"Kalau anda mengakhiri buku anda dengan cerita bahwa tokoh utama perempuannya berakhir sebagai perawan tua, maka tidak akan ada yang membelinya."
Kira-kira seperti itulah kata-kata dari sang penerbit buku ketika pada akhirnya sang tokoh utama yaitu Jo March (Saoirse Ronan), berhasil membuat cerita yang ditulisnya diterima untuk segera dibukukan.
Namun konsep happy ending suatu pernikahan yang menjadi standar kebahagiaan sebuah cerita bagi orang-orang di masa itu (bahkan hingga saat ini), lantas menjadi sebuah persimpangan yang akan menentukan keputusan sang tokoh utama terhadap kegelisahannya selama ini. Kegelisahannya sebagai seorang wanita yang independen.
Namun jauh sebelum kita atau penonton melangkah ke chapter tersebut, Greta Gerwig terlebih dahulu mengajak kita untuk berkenalan dengan 4 wanita cantik bersaudara dalam perjalanan masa remaja mereka hingga transisinya menuju seorang wanita dewasa. Mereka adalah Meg March (Emma Watson), Jo March (Saoirse Ronan), Amy March (Florence Pugh), dan Beth March (Eliza Scanlen).
Empat remaja yang hidup di sebuah desa kecil bersama sang ibu, Marmee March (Laura Dern), dan bersama-sama menjalani jatuh bangunnya kehidupan dengan saling menjaga anggota keluarga satu sama lain selama sang ayah (Bob Odenkirk) berada di medan perang.
Sekilas memang nampak tak ada yang spesial dari cerita dan konflik yang terbentuk. Bahkan bagi sebagian orang mungkin akan terasa membosankan melihat 2 jam 15 menit film yang konfliknya hanya seputar masalah keluarga. Namun, di situlah justru titik kuat daripada penceritaan Little Women yang tak pernah lekang oleh waktu, bahkan hingga berganti abad.

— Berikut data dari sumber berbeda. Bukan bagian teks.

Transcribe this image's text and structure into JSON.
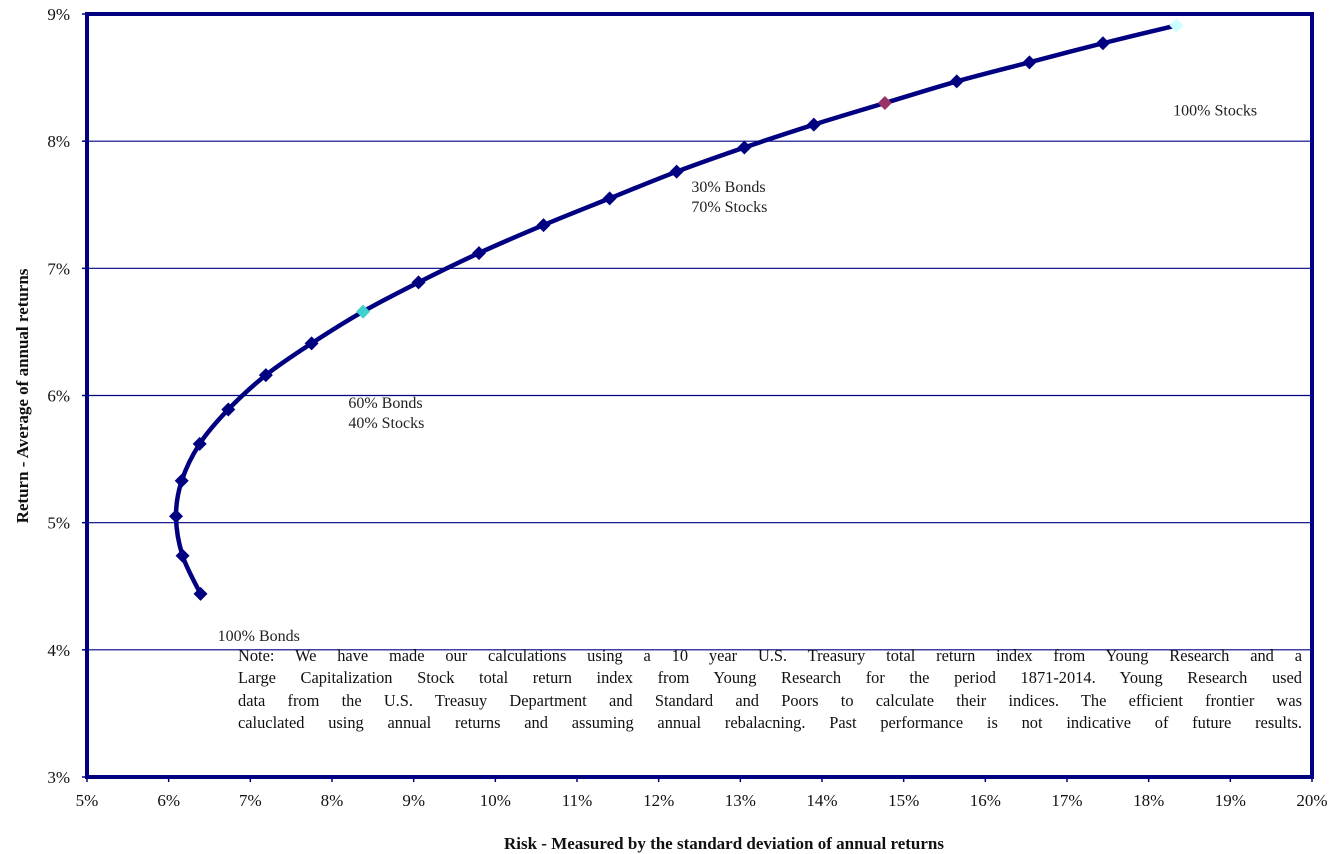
{
  "chart_data": {
    "type": "line",
    "xlabel": "Risk - Measured by the standard deviation of annual returns",
    "ylabel": "Return - Average of annual returns",
    "xlim": [
      5,
      20
    ],
    "ylim": [
      3,
      9
    ],
    "x_ticks": [
      "5%",
      "6%",
      "7%",
      "8%",
      "9%",
      "10%",
      "11%",
      "12%",
      "13%",
      "14%",
      "15%",
      "16%",
      "17%",
      "18%",
      "19%",
      "20%"
    ],
    "y_ticks": [
      "3%",
      "4%",
      "5%",
      "6%",
      "7%",
      "8%",
      "9%"
    ],
    "grid": "horizontal",
    "colors": {
      "line": "#000080",
      "frame": "#000080",
      "grid": "#000080",
      "highlight_60_40": "#3fd0d0",
      "highlight_30_70": "#993366",
      "highlight_100_stocks": "#ccffff"
    },
    "series": [
      {
        "x": [
          6.39,
          6.17,
          6.09,
          6.16,
          6.38,
          6.73,
          7.19,
          7.75,
          8.38,
          9.06,
          9.8,
          10.59,
          11.4,
          12.22,
          13.05,
          13.9,
          14.77,
          15.65,
          16.54,
          17.44,
          18.34
        ],
        "y": [
          4.44,
          4.74,
          5.05,
          5.33,
          5.62,
          5.89,
          6.16,
          6.41,
          6.66,
          6.89,
          7.12,
          7.34,
          7.55,
          7.76,
          7.95,
          8.13,
          8.3,
          8.47,
          8.62,
          8.77,
          8.91
        ]
      }
    ],
    "highlights": [
      {
        "index": 8,
        "color_key": "highlight_60_40"
      },
      {
        "index": 16,
        "color_key": "highlight_30_70"
      },
      {
        "index": 20,
        "color_key": "highlight_100_stocks"
      }
    ],
    "annotations": [
      {
        "lines": [
          "100% Stocks"
        ],
        "x": 18.3,
        "y": 8.2
      },
      {
        "lines": [
          "30% Bonds",
          "70% Stocks"
        ],
        "x": 12.4,
        "y": 7.6
      },
      {
        "lines": [
          "60% Bonds",
          "40% Stocks"
        ],
        "x": 8.2,
        "y": 5.9
      },
      {
        "lines": [
          "100% Bonds"
        ],
        "x": 6.6,
        "y": 4.07
      }
    ]
  },
  "note_lines": [
    "Note:  We have made our calculations  using  a 10 year U.S. Treasury  total return index from Young  Research and a",
    "Large Capitalization  Stock total return index from Young Research for the period 1871-2014. Young Research used",
    "data from the U.S. Treasuy Department and Standard and Poors to calculate  their indices.  The efficient  frontier  was",
    "caluclated  using  annual returns and assuming  annual rebalacning.  Past performance  is not indicative  of future results."
  ]
}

Bagi yang sudah pernah membaca buku semi-autobiografi klasik berjudul Little Women karya Louisa May Alcott yang terbit pertama kali di tahun 1886, pasti sudah tidak asing lagi dengan apa yang disajikan oleh Greta Gerwig di film ini. Mengingat versi 2019-nya juga sudah menjadi film adaptasi ke-7 dari buku tersebut, selain juga sudah 4 kali diadaptasi menjadi serial TV, 2 kali adaptasi ke dalam bentuk anime, 2 kali dalam format mini series, dan beberapa kali diadaptasi ke dalam bentuk stage atau teater.
Namun apa yang disajikan oleh Greta Gerwig disini adalah lebih dari sekadar film adaptasi. Greta Gerwig meramu cerita tradisional yang telah dinikmati berbagai generasi tersebut dengan cara mengkombinasikannya dengan tema modern yang mengangkat isu woman empowerment.
Apa yang disampaikan oleh Little Women sehingga membuatnya menjadi menarik adalah tidak melulu tentang wanita yang harus "melawan" dominasi pria seperti pada film dengan embel-embel woman empowerment lainnya. Little Women justru membagikan kita sebuah cerita yang hangat, bahagia, serta penuh makna, dalam proses seorang wanita menentukan pilihannya secara merdeka.
Little Women bahkan bukanlah film untuk menunjukkan toxic masculinity yang harus dihadapi wanita. Bukan juga film untuk meratapi ketidakberdayaan wanita dalam menjalani nasib hidupnya.